Peut-être le plus poignant encore, cet officier de marine qui vient à Lourdes avec son fils aîné, Jean-Marie, qui souffre d’un retard de croissance, mais qui est doux, tendre, intelligent, fervent ; et ils prient tous les deux pour le petit frère, Augustin, qui n’a que deux ans et qui est en soins palliatifs parce qu’il souffre d’une épouvantable maladie orpheline, l‘épidermolyse bulleuse qui créé des plaies très douloureuses sur tout le corps qui va mourir ; et pour la maman, forte, courageuse, magnifique.
Et pour tous ces malades, ces morts-vivants, ces épuisés, ces estropiés, ces laissés pour compte, il y a ceux qui donnent leur temps et leur tendresse : les brancardiers, les infirmiers, les soignants, les humbles nettoyeurs des plaies et des sanies.

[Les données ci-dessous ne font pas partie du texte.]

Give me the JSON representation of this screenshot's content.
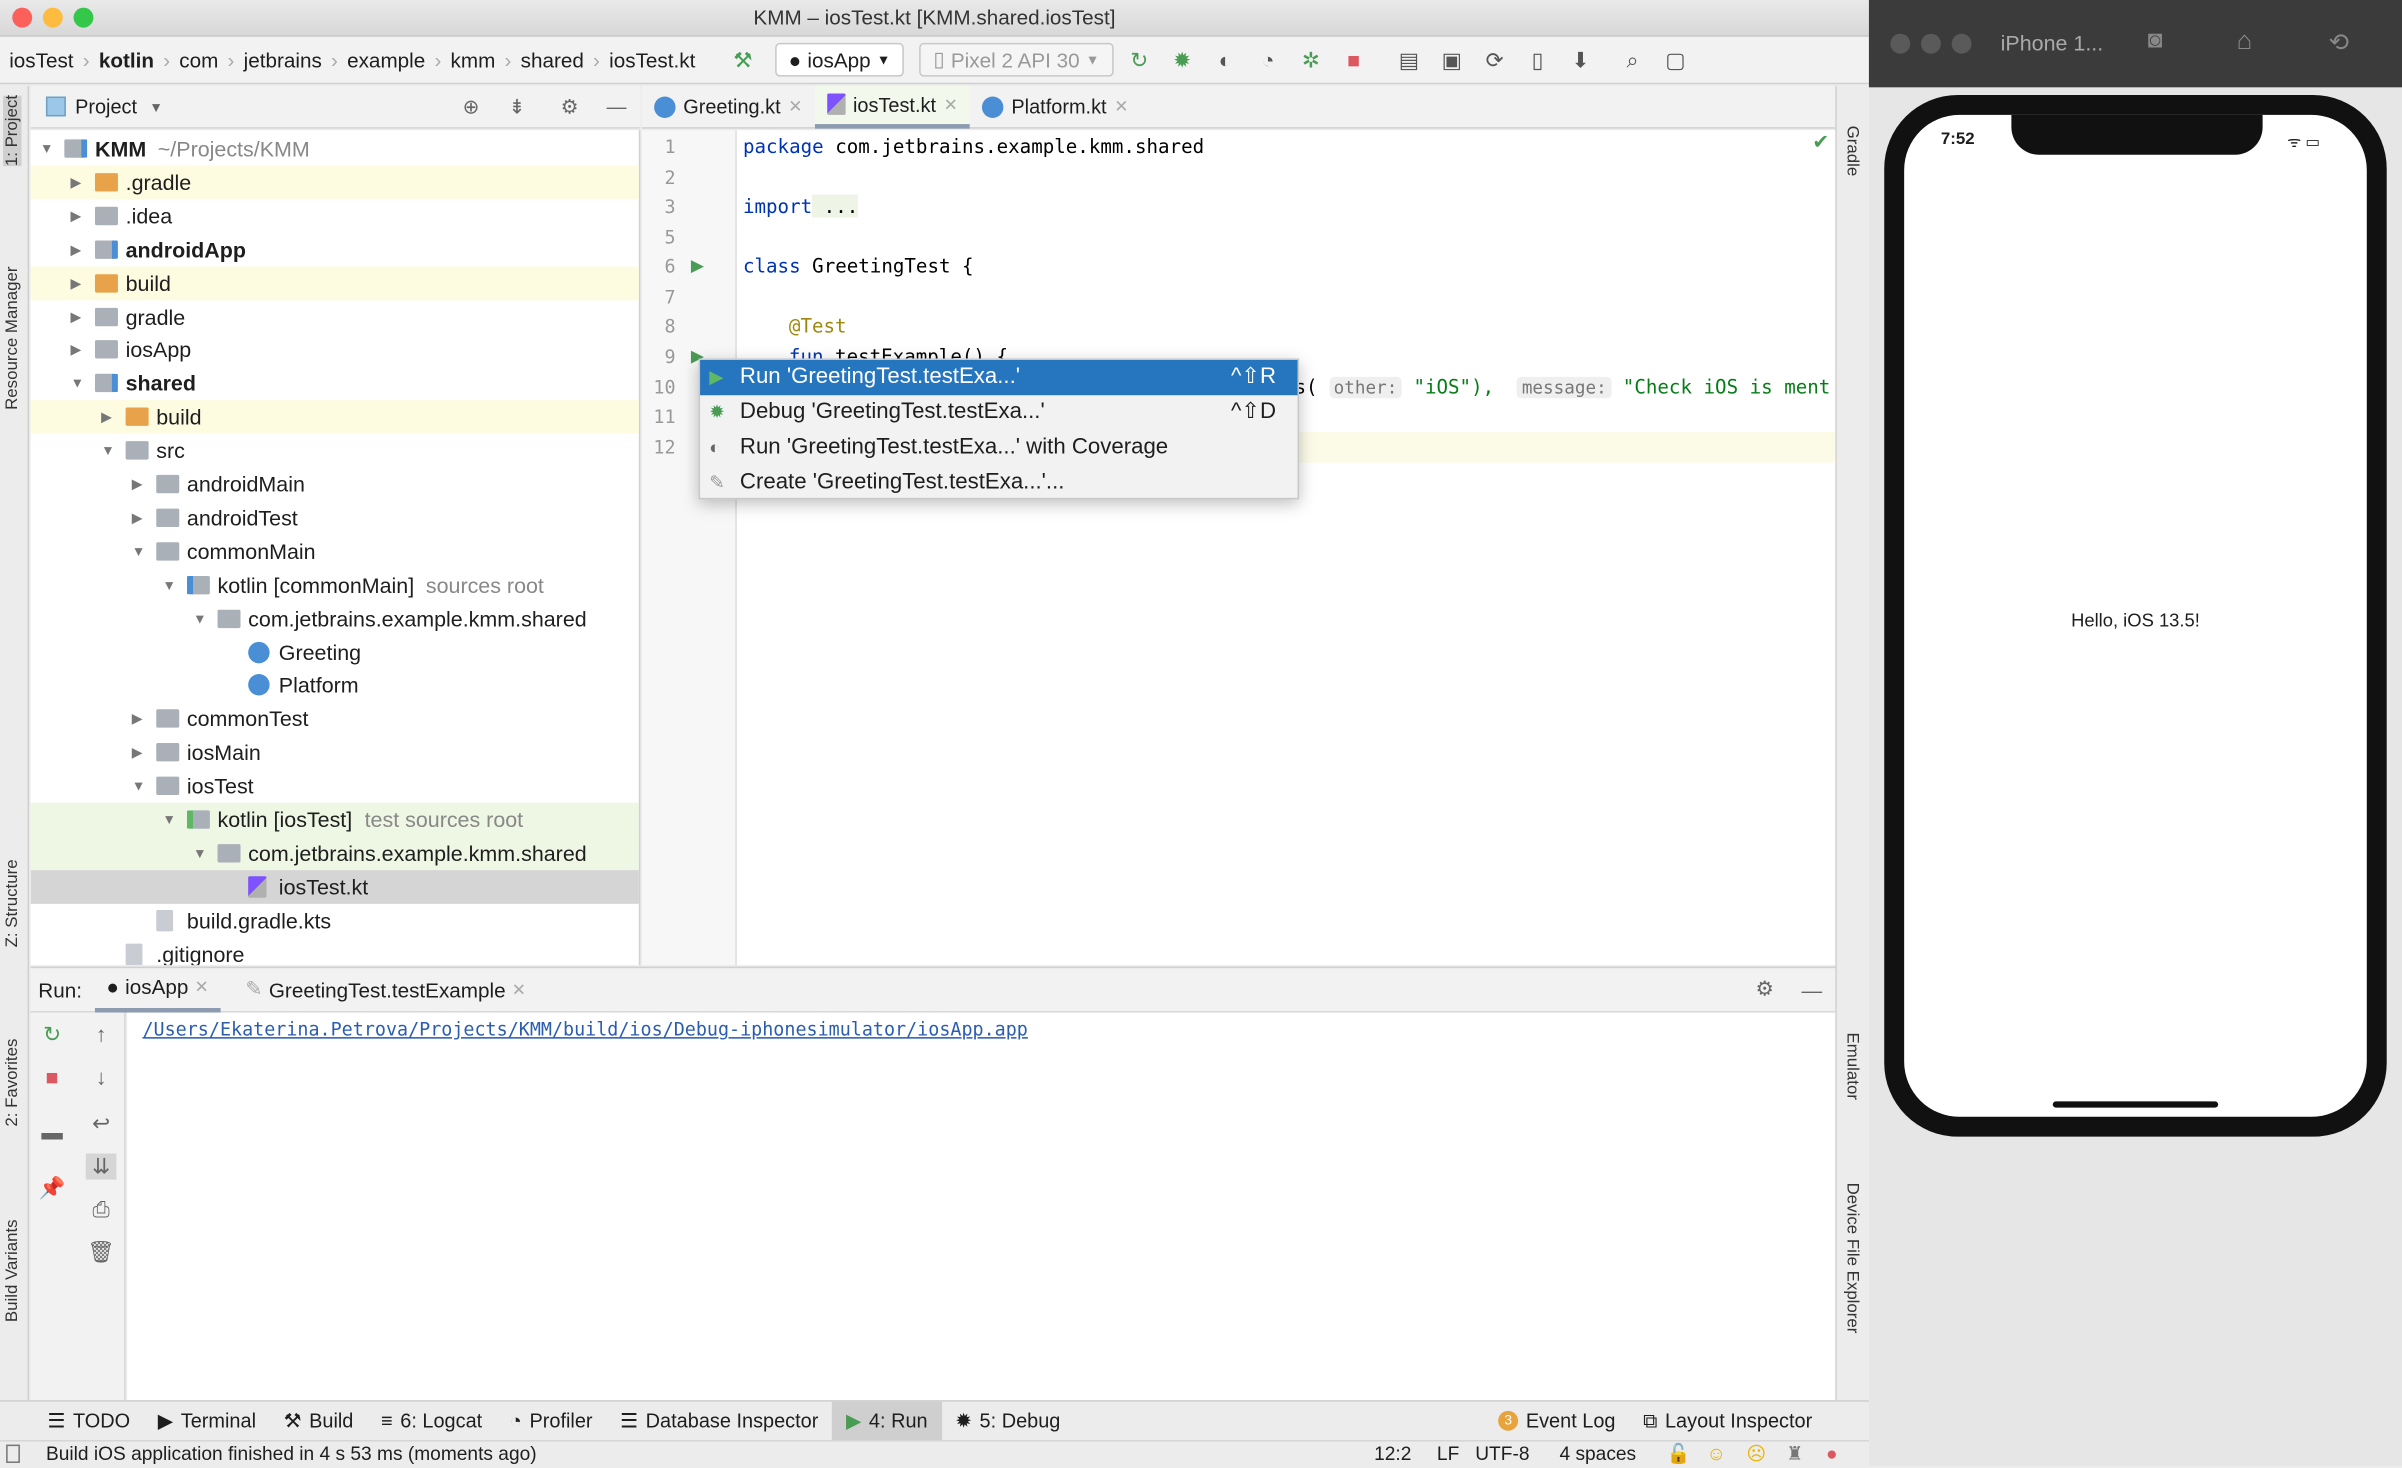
{
  "window": {
    "title": "KMM – iosTest.kt [KMM.shared.iosTest]"
  },
  "breadcrumbs": [
    "iosTest",
    "kotlin",
    "com",
    "jetbrains",
    "example",
    "kmm",
    "shared",
    "iosTest.kt"
  ],
  "toolbar": {
    "run_config": "iosApp",
    "device": "Pixel 2 API 30"
  },
  "left_strip": {
    "project": "1: Project",
    "resource_manager": "Resource Manager",
    "structure": "Z: Structure",
    "favorites": "2: Favorites",
    "build_variants": "Build Variants"
  },
  "right_strip": {
    "gradle": "Gradle",
    "emulator": "Emulator",
    "device_file_explorer": "Device File Explorer"
  },
  "project_panel": {
    "title": "Project"
  },
  "tree": [
    {
      "label": "KMM",
      "hint": "~/Projects/KMM",
      "bold": true,
      "level": 0,
      "arrow": "open",
      "icon": "module"
    },
    {
      "label": ".gradle",
      "level": 1,
      "arrow": "closed",
      "icon": "orange-folder",
      "bg": "yellow"
    },
    {
      "label": ".idea",
      "level": 1,
      "arrow": "closed",
      "icon": "folder"
    },
    {
      "label": "androidApp",
      "bold": true,
      "level": 1,
      "arrow": "closed",
      "icon": "module"
    },
    {
      "label": "build",
      "level": 1,
      "arrow": "closed",
      "icon": "orange-folder",
      "bg": "yellow"
    },
    {
      "label": "gradle",
      "level": 1,
      "arrow": "closed",
      "icon": "folder"
    },
    {
      "label": "iosApp",
      "level": 1,
      "arrow": "closed",
      "icon": "folder"
    },
    {
      "label": "shared",
      "bold": true,
      "level": 1,
      "arrow": "open",
      "icon": "module"
    },
    {
      "label": "build",
      "level": 2,
      "arrow": "closed",
      "icon": "orange-folder",
      "bg": "yellow"
    },
    {
      "label": "src",
      "level": 2,
      "arrow": "open",
      "icon": "folder"
    },
    {
      "label": "androidMain",
      "level": 3,
      "arrow": "closed",
      "icon": "folder"
    },
    {
      "label": "androidTest",
      "level": 3,
      "arrow": "closed",
      "icon": "folder"
    },
    {
      "label": "commonMain",
      "level": 3,
      "arrow": "open",
      "icon": "folder"
    },
    {
      "label": "kotlin [commonMain]",
      "hint": "sources root",
      "level": 4,
      "arrow": "open",
      "icon": "source-folder"
    },
    {
      "label": "com.jetbrains.example.kmm.shared",
      "level": 5,
      "arrow": "open",
      "icon": "folder"
    },
    {
      "label": "Greeting",
      "level": 6,
      "icon": "kotlin-class"
    },
    {
      "label": "Platform",
      "level": 6,
      "icon": "kotlin-class"
    },
    {
      "label": "commonTest",
      "level": 3,
      "arrow": "closed",
      "icon": "folder"
    },
    {
      "label": "iosMain",
      "level": 3,
      "arrow": "closed",
      "icon": "folder"
    },
    {
      "label": "iosTest",
      "level": 3,
      "arrow": "open",
      "icon": "folder"
    },
    {
      "label": "kotlin [iosTest]",
      "hint": "test sources root",
      "level": 4,
      "arrow": "open",
      "icon": "test-folder",
      "bg": "green"
    },
    {
      "label": "com.jetbrains.example.kmm.shared",
      "level": 5,
      "arrow": "open",
      "icon": "folder",
      "bg": "green"
    },
    {
      "label": "iosTest.kt",
      "level": 6,
      "icon": "kotlin-file",
      "bg": "selected"
    },
    {
      "label": "build.gradle.kts",
      "level": 3,
      "icon": "gradle-file",
      "noarrow": true
    },
    {
      "label": ".gitignore",
      "level": 2,
      "icon": "file",
      "noarrow": true
    }
  ],
  "editor_tabs": [
    {
      "label": "Greeting.kt",
      "icon": "kotlin-class"
    },
    {
      "label": "iosTest.kt",
      "icon": "kotlin-file",
      "active": true
    },
    {
      "label": "Platform.kt",
      "icon": "kotlin-class"
    }
  ],
  "code": {
    "line_numbers": [
      "1",
      "2",
      "3",
      "5",
      "6",
      "7",
      "8",
      "9",
      "10",
      "11",
      "12"
    ],
    "l1_kw": "package",
    "l1_rest": " com.jetbrains.example.kmm.shared",
    "l3_kw": "import",
    "l3_rest": " ...",
    "l6_kw": "class",
    "l6_rest": " GreetingTest {",
    "l8": "@Test",
    "l9_kw": "fun",
    "l9_rest": " testExample() {",
    "l10_a": "s(",
    "l10_hint1": "other:",
    "l10_b": "\"iOS\"),",
    "l10_hint2": "message:",
    "l10_c": "\"Check iOS is ment"
  },
  "popup": {
    "items": [
      {
        "label": "Run 'GreetingTest.testExa...'",
        "shortcut": "^⇧R",
        "icon": "run-icon",
        "selected": true
      },
      {
        "label": "Debug 'GreetingTest.testExa...'",
        "shortcut": "^⇧D",
        "icon": "debug-icon"
      },
      {
        "label": "Run 'GreetingTest.testExa...' with Coverage",
        "shortcut": "",
        "icon": "coverage-icon"
      },
      {
        "label": "Create 'GreetingTest.testExa...'...",
        "shortcut": "",
        "icon": "create-config-icon"
      }
    ]
  },
  "run_panel": {
    "label": "Run:",
    "tabs": [
      "iosApp",
      "GreetingTest.testExample"
    ],
    "output_link": "/Users/Ekaterina.Petrova/Projects/KMM/build/ios/Debug-iphonesimulator/iosApp.app"
  },
  "bottom_tools": [
    "TODO",
    "Terminal",
    "Build",
    "6: Logcat",
    "Profiler",
    "Database Inspector",
    "4: Run",
    "5: Debug"
  ],
  "event_log": {
    "label": "Event Log",
    "count": "3"
  },
  "layout_inspector": "Layout Inspector",
  "status": {
    "message": "Build iOS application finished in 4 s 53 ms (moments ago)",
    "position": "12:2",
    "line_sep": "LF",
    "encoding": "UTF-8",
    "indent": "4 spaces"
  },
  "simulator": {
    "title": "iPhone 1...",
    "time": "7:52",
    "content": "Hello, iOS 13.5!"
  },
  "colors": {
    "accent": "#2675bf",
    "run_green": "#499c54",
    "stop_red": "#db5860"
  }
}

Bienveillance, humilité, respect, ouverture à l’autre, dévouement sans compter. Ne pas juger, ne pas être dégouté, donner sans compter, sans espérer d’autre qu’un sourire difforme ou un mot d’amitié presque inaudible. C’est pathétique et merveilleux.
Le vrai miracle de Lourdes, c’est bien cela : l’embrasement des dévouements et des tendresses des bénévoles. Et l’apaisement des malades qui repartent avec de la force et du courage. On peut ne pas croire ; on ne peut pas ne pas aimer.